Хотя — почему тайное? Разве он не знал и не знает, чего ожидает? Очень хорошо знал и знает: вожделение это возникло еще в поезде и все время жило в нем, но что-то и сопротивлялось ему — какая-то брезгливость и неприязнь к самому себе.

Глава 8

Алексей Петрович вошел в свой номер, скинул пальто и шапку и, не зажигая света, остановился у окна, разрисованного морозными узорами.

Однако в верхней части окна стекло оставалось чистым, и сквозь него была видна зона, ярко освещенная прожекторами. Собственно, и не сама зона, а лишь часть ее периметра: уходящие в морозную мглу столбы с колючей проволокой, роскошно изукрашенной инеем, и угадывающиеся над ними сторожевые вышки. Колючая проволока казалась отсюда, из окна гостиницы, с расстояния почти в полкилометра, тончайшей сеткой, которая будто бы светилась сама по себе, при этом свет исходил из множества точек на этой сетке, а точки-то эти и были колючками, укрывшимися в густом инее.

За этим пронзительно освещенным периметром стояли бараки, в них спали люди, тысячи и тысячи людей… в том числе и артисты, игравшие сегодня перед ними, — настоящие артисты, которым бы играть не здесь, а в московских и ленинградских театрах, откуда многих из них и вырвали… И в голове Алексея Петровича возник риторический вопрос: неужели такая масса людей действительно активно сопротивлялась советской власти? Ведь это же не единственное место, куда их сгоняют, — уж он-то наслышан. Но если так, то есть если активно, то каким образом эта власть умудряется еще существовать? И почему он сам этой активности не замечает? Правда, среди заключенных много уголовников, но сколько тех и этих, знают разве что на Лубянке. Наконец, какой перековки ожидают от этих людей? А от тысяч других? Разве талант, например, актера можно перековать на что-то другое? А если можно, то кому и зачем это нужно?.. А он сам?..

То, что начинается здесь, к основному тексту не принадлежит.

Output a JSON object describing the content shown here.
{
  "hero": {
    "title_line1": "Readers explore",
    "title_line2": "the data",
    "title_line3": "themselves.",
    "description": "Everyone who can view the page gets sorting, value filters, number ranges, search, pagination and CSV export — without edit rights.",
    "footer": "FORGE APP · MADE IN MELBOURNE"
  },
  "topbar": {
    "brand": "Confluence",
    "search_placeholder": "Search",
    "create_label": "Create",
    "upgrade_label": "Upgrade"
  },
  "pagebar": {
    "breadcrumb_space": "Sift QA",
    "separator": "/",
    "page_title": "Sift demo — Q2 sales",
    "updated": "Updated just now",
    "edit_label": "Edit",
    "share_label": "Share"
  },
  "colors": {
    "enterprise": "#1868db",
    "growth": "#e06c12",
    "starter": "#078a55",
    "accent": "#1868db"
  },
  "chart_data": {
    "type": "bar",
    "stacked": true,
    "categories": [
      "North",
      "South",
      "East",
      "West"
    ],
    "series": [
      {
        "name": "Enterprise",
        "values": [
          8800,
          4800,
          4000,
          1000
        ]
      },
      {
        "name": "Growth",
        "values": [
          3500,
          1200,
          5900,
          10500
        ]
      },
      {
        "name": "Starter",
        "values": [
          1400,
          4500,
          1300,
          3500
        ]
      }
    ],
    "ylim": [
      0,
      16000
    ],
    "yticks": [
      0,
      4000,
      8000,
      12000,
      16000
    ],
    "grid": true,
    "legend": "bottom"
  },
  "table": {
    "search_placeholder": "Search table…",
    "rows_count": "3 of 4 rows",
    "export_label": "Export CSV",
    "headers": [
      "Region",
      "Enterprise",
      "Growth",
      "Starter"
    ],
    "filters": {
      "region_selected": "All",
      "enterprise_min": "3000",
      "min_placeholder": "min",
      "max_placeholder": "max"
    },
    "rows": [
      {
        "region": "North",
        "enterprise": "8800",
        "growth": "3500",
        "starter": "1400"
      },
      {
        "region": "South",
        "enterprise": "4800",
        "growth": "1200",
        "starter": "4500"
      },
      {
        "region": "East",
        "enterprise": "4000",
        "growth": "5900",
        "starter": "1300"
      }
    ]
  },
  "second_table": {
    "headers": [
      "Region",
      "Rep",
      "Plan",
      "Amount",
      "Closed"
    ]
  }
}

Алексей Петрович стиснул ладонями лицо, с силой потер щеки и лоб, шершавый подбородок.

"Неча себя казнить, — пробормотал он. — Уж коли живешь среди волков, то и дальше по пословице. — И тут же привычно отвлекся на свое: — Ничего, вот напишешь роман, свой "Железный поток" или "Тихий Дон", и станешь независимым от всех этих смидовичей и джугашвилей. А пока надо подвывать — ничего не поделаешь".

Мысль Алексея Петровича готова была переключиться на роман, который он вынашивал в себе и писал около года разрозненными главами, еще не зная, как эти главы соединить. И тут вспомнилось, что он должен быть у товарища Ирэны, что сам же и напросился, хотя, возможно, и она тоже хочет того же, представил, как он сейчас пойдет по пустынному и гулкому коридору, постучит в дверь, войдет, увидит ее, а дальше… Что будет дальше? Чай? Да на кой черт нужен ему этот чай!

Алексей Петрович совершенно не представлял, как вести себя, что говорить, потому что никогда со дня женитьбы на Маше не искал близости с другими женщинами, а если такая близость и случалась, то исключительно сама собой, как бы и не по его воле.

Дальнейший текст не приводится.